Researchers have made a new discovery that could make future psychopharmacological treatments more efficient for mood and behavior disorders.
In a study, conducted at Columbia University Irving Medical Center (CUIMC), researchers investigated the role of particular transport proteins and how they work at a molecular level affecting the function of psychotropic drugs.
Neurotransmitter:sodium symporters (NSSs), a key focus of the study, are responsible for the release and re-uptake of neurotransmitters at the synapses. NSSs are the molecular target of numerous psychotropic treatments, including SSRI antidepressants.
Due to its role at the synapses, understanding the function of NSS is crucial for the development of better therapeutic drugs utilized in the treatment of depressive and anxiety disorders, researchers believe. In prior studies, the team of researchers focused on a bacterial form of NSS LeuT. They found a second substrate binding site also able to bind drugs.
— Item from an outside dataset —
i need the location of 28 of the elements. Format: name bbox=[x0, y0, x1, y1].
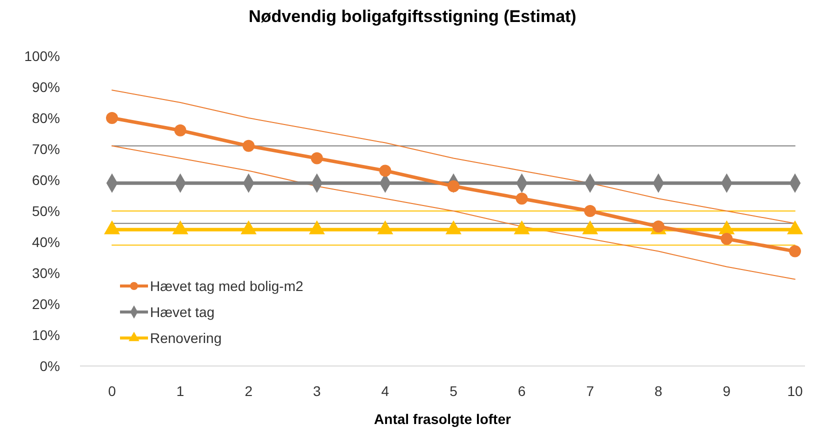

In the new study, a different form was investigated: bacterial NSS homolog (MhsT). This bacterial form is more relatable to its human counterparts, based on the findings. The discovery of a second substrate binding site in this NSS suggests that the same mechanism could also be found in human NSS.
“Here, we provide evidence that MhsT, another NSS homolog, can simultaneously bind substrate molecules both in its primary substrate (S1) site and in its secondary substrate (S2) site,” the study reads.
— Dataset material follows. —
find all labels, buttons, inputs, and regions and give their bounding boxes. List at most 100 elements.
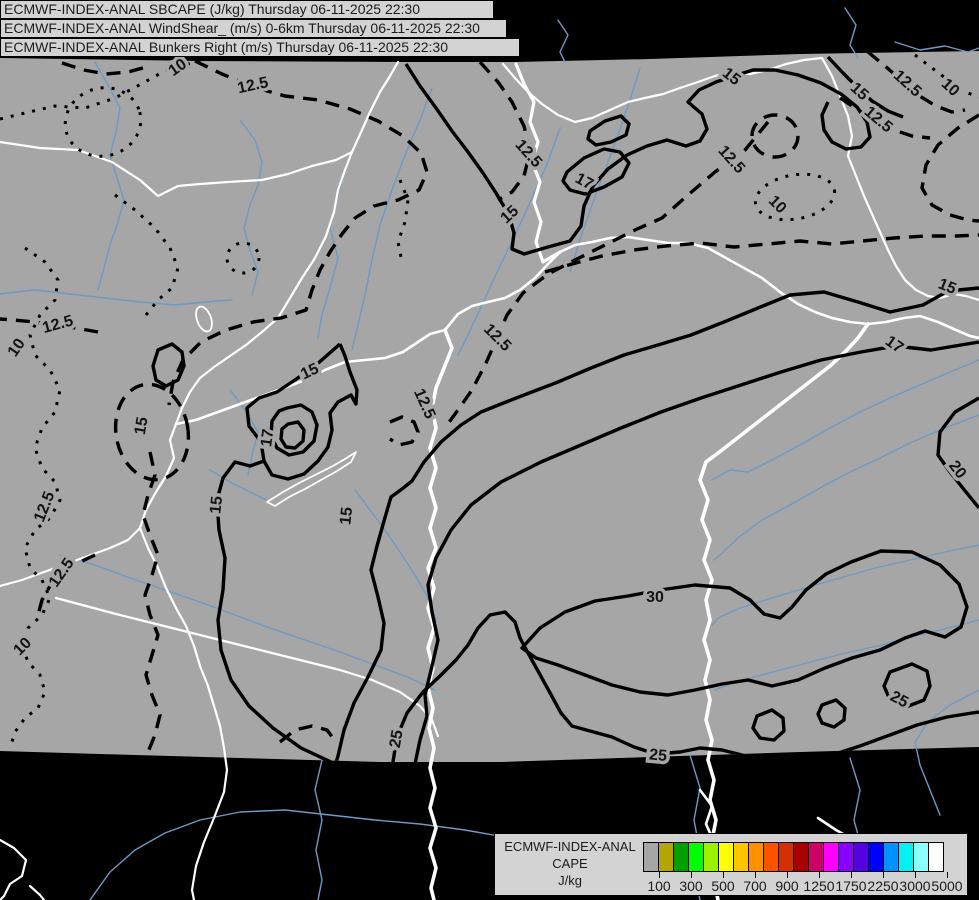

“These data suggest that the involvement of two binding sites in neurotransmitter transport is not unique to LeuT but shared by other NSS members, and is possibly a universal feature of these many transport proteins,” said Jonathan Javitch, one of the lead researchers.
While neurotransmitter:sodium symporters remain a difficult subject, the findings could pave the way for sharper research in future studies.
“Looking forward, incorporating the knowledge from this new discovery into future NSS research could lead to better-informed therapeutics research and design, ultimately improving the lives of the millions of Americans afflicted with psychiatric disorders.”
The findings were published in the journal Proceedings of the National Academy of Sciences of the United States (PNAS).